Frau Chebli wäre eine ganz wundervolle Wahl für dieses Amt.  Sie hat in den letzten Jahren auf eindrucksvolle Weise Kompetenz, Eloquenz, Grundgesetztreue, immer freundliche Sachlichkeit (ich empfehle ihre charmanten Pressekonferenzen auf youtube) und den Mut zu außergewöhnlichen Ideen bewiesen. Wenn ich es jemandem zutraue ihren palästinensischen Brüdern in den Arm zu greifen, wenn diese tausendfach “Juden ins Gas” brüllen, dann dieser wundervollen Frau.

Oliver Förstl / 18.03.2018

Ein sehr kluger Mann und Freund des Autors, der auf dem Gebiet ein wirklicher Experte ist, bezeichnete Chebli als “trojanisches Pferd”. In unserer wahnwitzigen Zeit ist davon auszugehen, dass sich ein Antisemitismus-Beauftragter FÜR Antisemitismus einsetzen würde.

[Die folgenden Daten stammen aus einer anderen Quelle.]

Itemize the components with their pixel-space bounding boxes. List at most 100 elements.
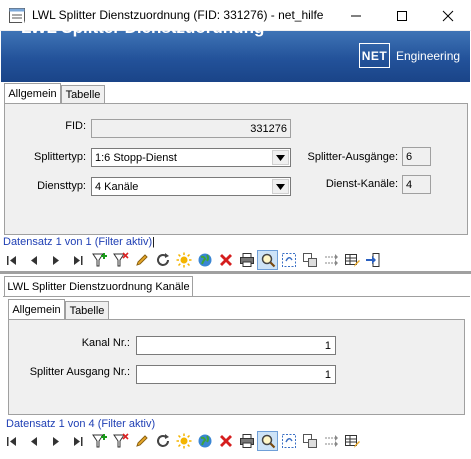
sub-last-record-button[interactable]	[67, 431, 89, 451]
main-move-button[interactable]	[320, 250, 341, 270]
fid-label: FID:	[65, 120, 86, 132]
sub-refresh-button[interactable]	[152, 431, 173, 451]
refresh-icon	[156, 253, 169, 266]
kanal-input[interactable]: 1	[136, 336, 336, 355]
sub-new-record-button[interactable]	[173, 431, 194, 451]
close-button[interactable]	[425, 0, 471, 31]
new-record-icon	[176, 433, 191, 449]
main-first-record-button[interactable]	[1, 250, 23, 270]
next-record-icon	[53, 436, 59, 446]
table-edit-icon	[344, 435, 360, 448]
main-add-filter-button[interactable]	[89, 250, 110, 270]
main-last-record-button[interactable]	[67, 250, 89, 270]
refresh-icon	[156, 434, 169, 447]
sub-select-button[interactable]	[278, 431, 299, 451]
main-edit-button[interactable]	[131, 250, 152, 270]
sub-next-record-button[interactable]	[45, 431, 67, 451]
main-delete-button[interactable]	[215, 250, 236, 270]
sub-delete-button[interactable]	[215, 431, 236, 451]
pane-splitter[interactable]	[0, 271, 471, 274]
sub-nav-toolbar	[1, 431, 470, 451]
logo-text: Engineering	[396, 49, 461, 63]
search-icon	[261, 434, 275, 449]
new-record-icon	[176, 252, 191, 268]
first-record-icon	[7, 255, 16, 265]
sub-first-record-button[interactable]	[1, 431, 23, 451]
subtab-tabelle[interactable]: Tabelle	[65, 301, 109, 320]
subform-window-tab[interactable]: LWL Splitter Dienstzuordnung Kanäle	[4, 276, 193, 296]
splittertyp-value: 1:6 Stopp-Dienst	[95, 151, 177, 164]
ausgang-label: Splitter Ausgang Nr.:	[29, 366, 130, 378]
sub-move-button[interactable]	[320, 431, 341, 451]
splitter-ausgaenge-label: Splitter-Ausgänge:	[307, 151, 399, 163]
main-table-edit-button[interactable]	[341, 250, 362, 270]
diensttyp-value: 4 Kanäle	[95, 180, 139, 193]
kanal-value: 1	[324, 339, 331, 352]
sub-edit-button[interactable]	[131, 431, 152, 451]
exit-icon	[365, 253, 379, 267]
copy-icon	[302, 253, 317, 267]
prev-record-icon	[31, 255, 37, 265]
chevron-down-icon	[276, 154, 285, 161]
sub-globe-button[interactable]	[194, 431, 215, 451]
copy-icon	[302, 434, 317, 448]
diensttyp-dropdown-button[interactable]	[272, 179, 289, 194]
chevron-down-icon	[276, 183, 285, 190]
splittertyp-select[interactable]: 1:6 Stopp-Dienst	[91, 148, 291, 167]
main-refresh-button[interactable]	[152, 250, 173, 270]
dienst-kanaele-field: 4	[402, 175, 431, 194]
globe-icon	[198, 434, 211, 448]
search-icon	[261, 253, 275, 268]
prev-record-icon	[31, 436, 37, 446]
main-nav-toolbar	[1, 250, 470, 270]
dienst-kanaele-value: 4	[406, 178, 413, 191]
table-edit-icon	[344, 254, 360, 267]
tab-tabelle[interactable]: Tabelle	[61, 85, 105, 104]
sub-print-button[interactable]	[236, 431, 257, 451]
tab-allgemein[interactable]: Allgemein	[4, 83, 61, 104]
sub-table-edit-button[interactable]	[341, 431, 362, 451]
main-next-record-button[interactable]	[45, 250, 67, 270]
main-copy-button[interactable]	[299, 250, 320, 270]
ausgang-input[interactable]: 1	[136, 365, 336, 384]
main-remove-filter-button[interactable]	[110, 250, 131, 270]
minimize-icon	[351, 15, 361, 16]
header-title: LWL Splitter Dienstzuordnung	[21, 18, 265, 37]
logo-mark: NET	[359, 43, 390, 68]
main-new-record-button[interactable]	[173, 250, 194, 270]
diensttyp-label: Diensttyp:	[37, 180, 86, 192]
select-icon	[281, 253, 296, 267]
select-icon	[281, 434, 296, 448]
ausgang-value: 1	[324, 368, 331, 381]
main-prev-record-button[interactable]	[23, 250, 45, 270]
sub-copy-button[interactable]	[299, 431, 320, 451]
diensttyp-select[interactable]: 4 Kanäle	[91, 177, 291, 196]
main-exit-button[interactable]	[362, 250, 383, 270]
next-record-icon	[53, 255, 59, 265]
fid-field: 331276	[91, 119, 291, 138]
main-search-button[interactable]	[257, 250, 278, 270]
main-print-button[interactable]	[236, 250, 257, 270]
globe-icon	[198, 253, 211, 267]
splittertyp-label: Splittertyp:	[34, 151, 86, 163]
delete-icon	[219, 435, 232, 447]
sub-record-status: Datensatz 1 von 4 (Filter aktiv)	[6, 418, 156, 430]
print-icon	[239, 253, 254, 267]
delete-icon	[219, 254, 232, 266]
sub-add-filter-button[interactable]	[89, 431, 110, 451]
splitter-ausgaenge-field: 6	[402, 147, 431, 166]
main-select-button[interactable]	[278, 250, 299, 270]
maximize-button[interactable]	[379, 0, 425, 31]
dienst-kanaele-label: Dienst-Kanäle:	[325, 178, 398, 190]
main-globe-button[interactable]	[194, 250, 215, 270]
last-record-icon	[74, 255, 83, 265]
remove-filter-icon	[112, 433, 129, 448]
sub-search-button[interactable]	[257, 431, 278, 451]
main-record-status-text: Datensatz 1 von 1 (Filter aktiv)	[3, 236, 153, 248]
sub-prev-record-button[interactable]	[23, 431, 45, 451]
minimize-button[interactable]	[333, 0, 379, 31]
sub-remove-filter-button[interactable]	[110, 431, 131, 451]
subtab-allgemein[interactable]: Allgemein	[8, 299, 65, 320]
splittertyp-dropdown-button[interactable]	[272, 150, 289, 165]
print-icon	[239, 434, 254, 448]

Werner Arning / 18.03.2018

Vielleicht wäre Frau Chebli die perfekte Besetzung, um als Verbindungsfrau zur Antifa zu fungieren? Gemeinsam könnte dann bei der nächsten antisemitischen (und wohlmöglich propalästinensischen) Demo eine Gegendemonstration der Antifa organisiert werden. Das wäre doch mal eine ehrenwerte Aufgabe für die Antifa. Sich schützend vor unsere jüdischen Mitbürger zu stellen. Denn die Antifanten möchten doch Antifaschisten sein. Mit wem, bitte schön, sollten sie sich denn dann solidarisch zeigen? Und wäre es nicht eine wunderbare Gelegenheit für unsere Vorzeigedemokraten „Haltung“ zu bekunden? Also liebe Antifanten,, dann macht mal was Nützliches. Solidarität mit unseren jüdischen Mitbürgern, die sich seit einiger Zeit in ihrem Land (und damit meine ich Deutschland) nicht mehr sicher fühlen. Linksgrüne Politiker könnten auf der Demo mitlaufen, um ein „Zeichen zu setzen“. Wäre das nicht besser als noch ein paar Antisemitismusbeauftragte?

Frank Stricker / 18.03.2018

Ich würde auf jeden Fall eine “politisch aufgewühlte” Person als Antisemitismus-Beauftragte(n) auswählen.  Diese würde sich bestens mit dem zukünftigen Klientel auskennen….......

Fritz Kolb / 18.03.2018

Eine sonderbare Subkultur macht sich breit in unserem Land, fast wie ein Krebsgeschwür. Unser Land, damit meine ich Deutschland, ist christlich-jüdisch geprägt. Aber in weiten Teilen mittlerweile verunsichert ob zunehmender Infragestellung dessen, was Deutsch ist. Vor allem durch Figuren wie eine Frau Chebli oder eine Frau Özoguz und Konsorten wird suggeriert, dass Deutschland längst Multikulti geworden sei. Und das der Islam zu Deutschland gehört, einer der dümmsten Sätze eines auf allen Ebenen gescheiterten Ex-Bundespräsidenten. Was möglicherweise auf eine kleine Gruppe in städtischen Hotspots zutreffen mag, die sich zumindest selber so definieren. Teils ist es für diese Leute Folklore, teils linksideologische Prägung.  Ich glaube nach wie vor, das die breite Mehrheit der Bevölkerung damit überhaupt nicht anfangen kann, und vor allem auch nicht will. Wenn die neue Regierung den Satz “wir haben verstanden” einigermaßen ernst nimmt, dann sollte sie solche sehr sonderbaren “Expertenkreise” wie von Ihnen, Herr Broder beschrieben, tunlichst unterbinden. Mal ganz abgesehen von den zahllosen Gleichstellungs-Diskursen. Denn ansonsten leidet die Glaubwürdigkeit der Regierungsparteien noch weiter. Eine starke Polizei, die klare Gesetze konsequent umsetzt, reicht zur Lösung solcher Vorfälle wie der Verbrennung der israelischen Flagge am Brandenburger Tor vollkommen aus.